Ajimobi is just probably slightly better than the outgoing governor in Imo State, Rochas Okorocha, who also wants to go to the National Assembly. INEC won’t give him a Return Certificate because INEC insists he forced the state Resident Electoral Commissioner to declare him winner under duress. Okorocha wanted his son-in-law as his successor, but the people of Imo State refused. They voted instead for Emeka Ihedioha of the Peoples Democratic Party (PDP). In Imo state, the people have rejected Okorocha’s “Iberiberism,” whatever that means. Ihedioha should humour Okorocha after May 29 by erecting his statue at the market place, so the people of Imo State will for long remember
the “Iberiberism” known as Rochas Okorocha.

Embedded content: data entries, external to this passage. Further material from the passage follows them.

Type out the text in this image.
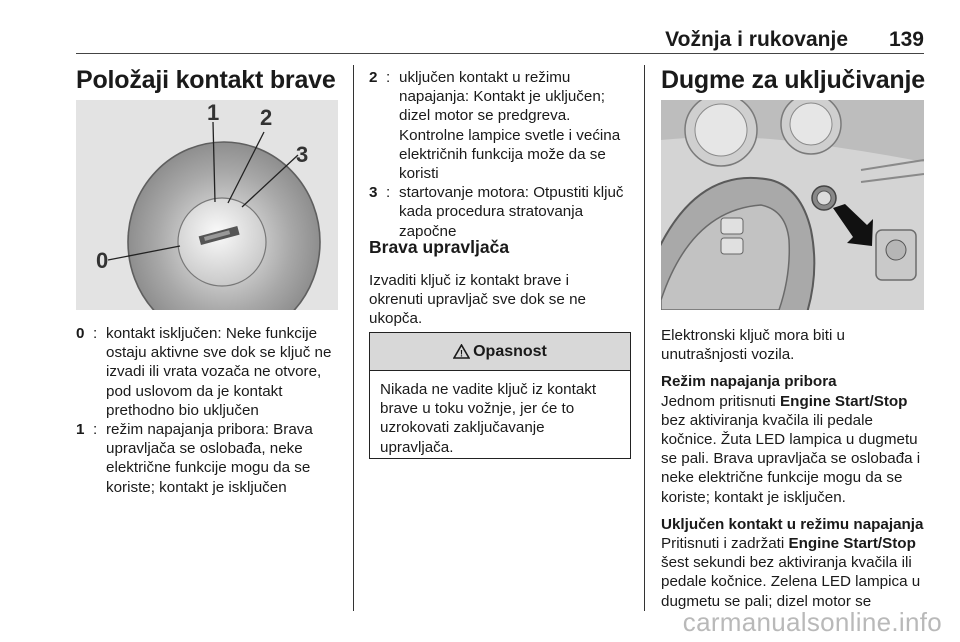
Vožnja i rukovanje 139
Položaji kontakt brave
1 2
3
0
0 : kontakt isključen: Neke funkcije ostaju aktivne sve dok se ključ ne izvadi ili vrata vozača ne otvore, pod uslovom da je kontakt prethodno bio uključen
1 : režim napajanja pribora: Brava upravljača se oslobađa, neke električne funkcije mogu da se koriste; kontakt je isključen
2 : uključen kontakt u režimu napajanja: Kontakt je uključen; dizel motor se predgreva. Kontrolne lampice svetle i većina električnih funkcija može da se koristi
3 : startovanje motora: Otpustiti ključ kada procedura stratovanja započne
Brava upravljača
Izvaditi ključ iz kontakt brave i okrenuti upravljač sve dok se ne ukopča.
! Opasnost
Nikada ne vadite ključ iz kontakt brave u toku vožnje, jer će to uzrokovati zaključavanje upravljača.
Dugme za uključivanje
Elektronski ključ mora biti u unutrašnjosti vozila.
Režim napajanja pribora
Jednom pritisnuti Engine Start/Stop bez aktiviranja kvačila ili pedale kočnice. Žuta LED lampica u dugmetu se pali. Brava upravljača se oslobađa i neke električne funkcije mogu da se koriste; kontakt je isključen.
Uključen kontakt u režimu napajanja
Pritisnuti i zadržati Engine Start/Stop šest sekundi bez aktiviranja kvačila ili pedale kočnice. Zelena LED lampica u dugmetu se pali; dizel motor se
carmanualsonline.info
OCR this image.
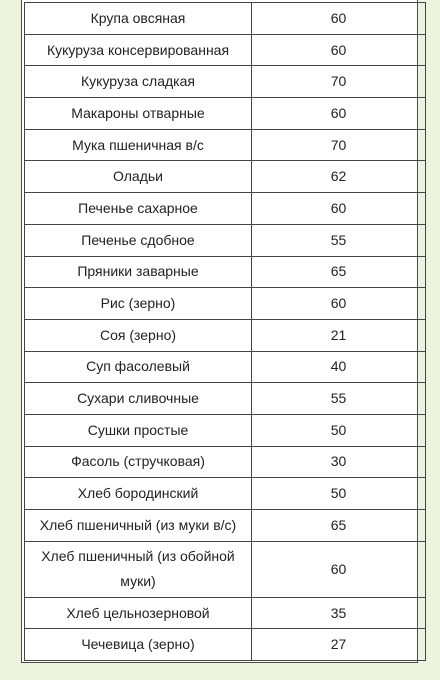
Крупа овсяная	60
Кукуруза консервированная	60
Кукуруза сладкая	70
Макароны отварные	60
Мука пшеничная в/с	70
Оладьи	62
Печенье сахарное	60
Печенье сдобное	55
Пряники заварные	65
Рис (зерно)	60
Соя (зерно)	21
Суп фасолевый	40
Сухари сливочные	55
Сушки простые	50
Фасоль (стручковая)	30
Хлеб бородинский	50
Хлеб пшеничный (из муки в/с)	65
Хлеб пшеничный (из обойной муки)	60
Хлеб цельнозерновой	35
Чечевица (зерно)	27
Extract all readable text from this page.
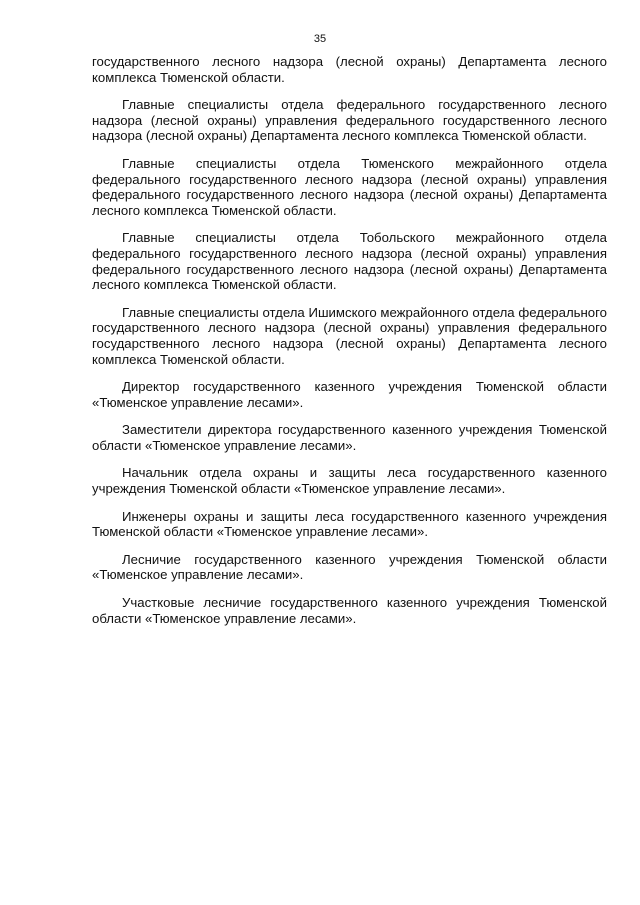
35

государственного лесного надзора (лесной охраны) Департамента лесного комплекса Тюменской области.

Главные специалисты отдела федерального государственного лесного надзора (лесной охраны) управления федерального государственного лесного надзора (лесной охраны) Департамента лесного комплекса Тюменской области.

Главные специалисты отдела Тюменского межрайонного отдела федерального государственного лесного надзора (лесной охраны) управления федерального государственного лесного надзора (лесной охраны) Департамента лесного комплекса Тюменской области.

Главные специалисты отдела Тобольского межрайонного отдела федерального государственного лесного надзора (лесной охраны) управления федерального государственного лесного надзора (лесной охраны) Департамента лесного комплекса Тюменской области.

Главные специалисты отдела Ишимского межрайонного отдела федерального государственного лесного надзора (лесной охраны) управления федерального государственного лесного надзора (лесной охраны) Департамента лесного комплекса Тюменской области.

Директор государственного казенного учреждения Тюменской области «Тюменское управление лесами».

Заместители директора государственного казенного учреждения Тюменской области «Тюменское управление лесами».

Начальник отдела охраны и защиты леса государственного казенного учреждения Тюменской области «Тюменское управление лесами».

Инженеры охраны и защиты леса государственного казенного учреждения Тюменской области «Тюменское управление лесами».

Лесничие государственного казенного учреждения Тюменской области «Тюменское управление лесами».

Участковые лесничие государственного казенного учреждения Тюменской области «Тюменское управление лесами».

These are only three examples of the end-time governors in Nigeria. Their two-term tenures have ended, but they want to retain control and remain in charge. This is not the first time we will see this withdrawal syndrome on display. Power is like opium. It is addictive. Once you take it, you get hooked. End-time governors probably deserve some kind of rehab treatment. They must learn to let go. There must be legislation banning all departing governors from making last-minute bank withdrawals, contract approvals, demolition of houses and shops, and new appointments. The rule that a serving governor is in power till the last minute is made for decent people, not for the types we have seen in Nigeria. The ruling All Progressives Congress (APC) should be more concerned about these rogue, end-time governors than the politics of the 9th National Assembly.